5
votes

I'm implementing FFT pitch detection on the iPhone using Apple's Accelerate framework as discussed many times here before.

I understand phase offsets, bin frequencies, and have researched several open-source tuners that use FFT techniques (simple pitch detection, autocorrelation, cepstrum, and the like) to detect pitch. Here's my problem:

My FFT results are consistently off by 5-10 Hz (+/-), even when the bins are only 1-2 hertz apart. I've tried different algorithms, and even a simple FFT sampled at high resolution shows the magnitude spikes in seemingly the wrong places. It's not a consistent offset; some are too high, some too low.

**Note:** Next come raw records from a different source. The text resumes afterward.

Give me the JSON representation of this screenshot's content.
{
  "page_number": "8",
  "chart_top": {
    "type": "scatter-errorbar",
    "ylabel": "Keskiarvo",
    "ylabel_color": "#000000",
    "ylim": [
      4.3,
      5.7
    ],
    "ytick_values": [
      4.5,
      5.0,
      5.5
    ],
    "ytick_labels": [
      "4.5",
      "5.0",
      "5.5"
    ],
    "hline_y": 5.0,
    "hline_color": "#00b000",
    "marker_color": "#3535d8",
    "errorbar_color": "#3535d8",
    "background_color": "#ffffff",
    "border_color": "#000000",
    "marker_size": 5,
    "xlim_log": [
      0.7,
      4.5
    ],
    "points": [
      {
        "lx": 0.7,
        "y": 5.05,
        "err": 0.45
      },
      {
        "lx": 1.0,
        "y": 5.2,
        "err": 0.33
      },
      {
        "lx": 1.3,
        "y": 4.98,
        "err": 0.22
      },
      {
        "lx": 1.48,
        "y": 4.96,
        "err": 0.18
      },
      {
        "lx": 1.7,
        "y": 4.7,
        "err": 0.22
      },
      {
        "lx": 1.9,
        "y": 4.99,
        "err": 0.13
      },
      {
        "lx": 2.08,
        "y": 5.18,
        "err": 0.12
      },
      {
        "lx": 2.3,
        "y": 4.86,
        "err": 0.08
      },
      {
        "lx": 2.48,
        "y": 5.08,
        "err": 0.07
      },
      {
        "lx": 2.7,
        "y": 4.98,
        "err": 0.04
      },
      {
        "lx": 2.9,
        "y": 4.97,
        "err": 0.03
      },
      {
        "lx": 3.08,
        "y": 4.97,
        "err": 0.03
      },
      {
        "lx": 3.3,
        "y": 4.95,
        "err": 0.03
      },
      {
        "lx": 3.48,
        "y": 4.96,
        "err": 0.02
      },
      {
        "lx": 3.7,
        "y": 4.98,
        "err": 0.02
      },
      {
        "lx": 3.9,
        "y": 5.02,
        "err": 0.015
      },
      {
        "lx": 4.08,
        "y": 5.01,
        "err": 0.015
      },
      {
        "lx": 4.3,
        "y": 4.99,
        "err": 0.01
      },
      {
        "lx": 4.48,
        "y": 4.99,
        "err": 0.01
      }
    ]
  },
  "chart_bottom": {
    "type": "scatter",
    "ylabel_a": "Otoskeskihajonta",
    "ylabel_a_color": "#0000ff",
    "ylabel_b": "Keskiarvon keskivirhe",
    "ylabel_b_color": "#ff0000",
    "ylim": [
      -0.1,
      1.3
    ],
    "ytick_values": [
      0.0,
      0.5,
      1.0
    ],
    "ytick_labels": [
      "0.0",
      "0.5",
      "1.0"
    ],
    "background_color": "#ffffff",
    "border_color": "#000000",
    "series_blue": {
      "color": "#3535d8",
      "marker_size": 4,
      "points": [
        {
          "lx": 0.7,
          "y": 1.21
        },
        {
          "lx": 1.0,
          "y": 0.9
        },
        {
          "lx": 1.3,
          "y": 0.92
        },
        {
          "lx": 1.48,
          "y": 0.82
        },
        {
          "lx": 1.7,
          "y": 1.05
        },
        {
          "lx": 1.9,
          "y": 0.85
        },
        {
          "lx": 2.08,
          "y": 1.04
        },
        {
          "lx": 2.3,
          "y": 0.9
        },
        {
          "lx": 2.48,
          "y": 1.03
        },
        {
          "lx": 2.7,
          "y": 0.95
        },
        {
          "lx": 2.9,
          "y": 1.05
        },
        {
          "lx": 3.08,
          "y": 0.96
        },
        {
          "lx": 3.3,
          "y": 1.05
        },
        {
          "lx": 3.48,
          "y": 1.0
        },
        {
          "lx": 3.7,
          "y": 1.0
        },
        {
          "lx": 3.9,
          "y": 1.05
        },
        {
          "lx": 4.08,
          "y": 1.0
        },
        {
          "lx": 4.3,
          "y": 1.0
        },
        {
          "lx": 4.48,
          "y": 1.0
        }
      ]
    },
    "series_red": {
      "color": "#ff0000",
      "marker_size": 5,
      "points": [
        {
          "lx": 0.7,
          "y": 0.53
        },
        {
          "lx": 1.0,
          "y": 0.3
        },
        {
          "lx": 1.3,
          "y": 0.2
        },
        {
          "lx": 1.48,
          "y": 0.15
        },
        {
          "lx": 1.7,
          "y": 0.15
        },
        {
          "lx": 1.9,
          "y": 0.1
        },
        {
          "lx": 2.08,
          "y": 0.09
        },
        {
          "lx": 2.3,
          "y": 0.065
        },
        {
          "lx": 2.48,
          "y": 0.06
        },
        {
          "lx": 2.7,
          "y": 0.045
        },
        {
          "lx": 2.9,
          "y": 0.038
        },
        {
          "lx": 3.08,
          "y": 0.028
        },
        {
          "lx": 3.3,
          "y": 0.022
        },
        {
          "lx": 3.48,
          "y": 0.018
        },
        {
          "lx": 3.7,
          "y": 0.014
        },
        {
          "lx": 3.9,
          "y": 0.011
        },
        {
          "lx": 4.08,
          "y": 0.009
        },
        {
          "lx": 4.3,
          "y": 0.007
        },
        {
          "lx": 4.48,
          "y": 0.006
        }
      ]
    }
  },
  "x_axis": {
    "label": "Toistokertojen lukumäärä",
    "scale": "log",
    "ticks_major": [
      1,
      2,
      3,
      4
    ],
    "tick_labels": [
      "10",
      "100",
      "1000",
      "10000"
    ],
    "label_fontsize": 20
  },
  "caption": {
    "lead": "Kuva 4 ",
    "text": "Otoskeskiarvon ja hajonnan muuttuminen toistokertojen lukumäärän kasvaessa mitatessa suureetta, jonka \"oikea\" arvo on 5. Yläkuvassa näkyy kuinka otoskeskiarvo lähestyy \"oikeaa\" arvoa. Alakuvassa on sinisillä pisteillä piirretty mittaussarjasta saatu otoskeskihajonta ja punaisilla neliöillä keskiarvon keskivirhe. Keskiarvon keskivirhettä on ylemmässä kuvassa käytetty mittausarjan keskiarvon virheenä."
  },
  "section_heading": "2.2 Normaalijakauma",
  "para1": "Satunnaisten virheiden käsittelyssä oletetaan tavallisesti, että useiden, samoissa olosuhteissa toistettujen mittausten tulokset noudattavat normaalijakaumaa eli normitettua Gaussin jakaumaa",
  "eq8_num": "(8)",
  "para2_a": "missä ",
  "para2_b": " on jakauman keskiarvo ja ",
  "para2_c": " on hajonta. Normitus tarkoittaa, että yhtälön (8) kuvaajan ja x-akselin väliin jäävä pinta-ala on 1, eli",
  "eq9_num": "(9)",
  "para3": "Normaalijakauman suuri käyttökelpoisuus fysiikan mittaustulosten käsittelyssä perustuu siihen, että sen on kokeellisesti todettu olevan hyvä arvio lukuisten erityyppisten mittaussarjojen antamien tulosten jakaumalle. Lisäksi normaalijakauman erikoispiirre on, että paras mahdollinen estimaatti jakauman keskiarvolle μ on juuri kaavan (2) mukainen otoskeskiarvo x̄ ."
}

For instance, a 440Hz tone comes across as 445.2 Hz; a 220Hz as 214Hz; an 880Hz as 874Hz; 1174Hz as 1183Hz using a tone generator. A similar open-source tuner for Mac using almost exactly the same algorithms has no problem detecting the pitch perfectly. (These differences are different when on the device than the simulator, but they are still off.)

I don't think the problem is bin resolution, because there are often a few bins between the actual tone and the detected magnitude spike. It's as though the input is just hearing the wrong pitch.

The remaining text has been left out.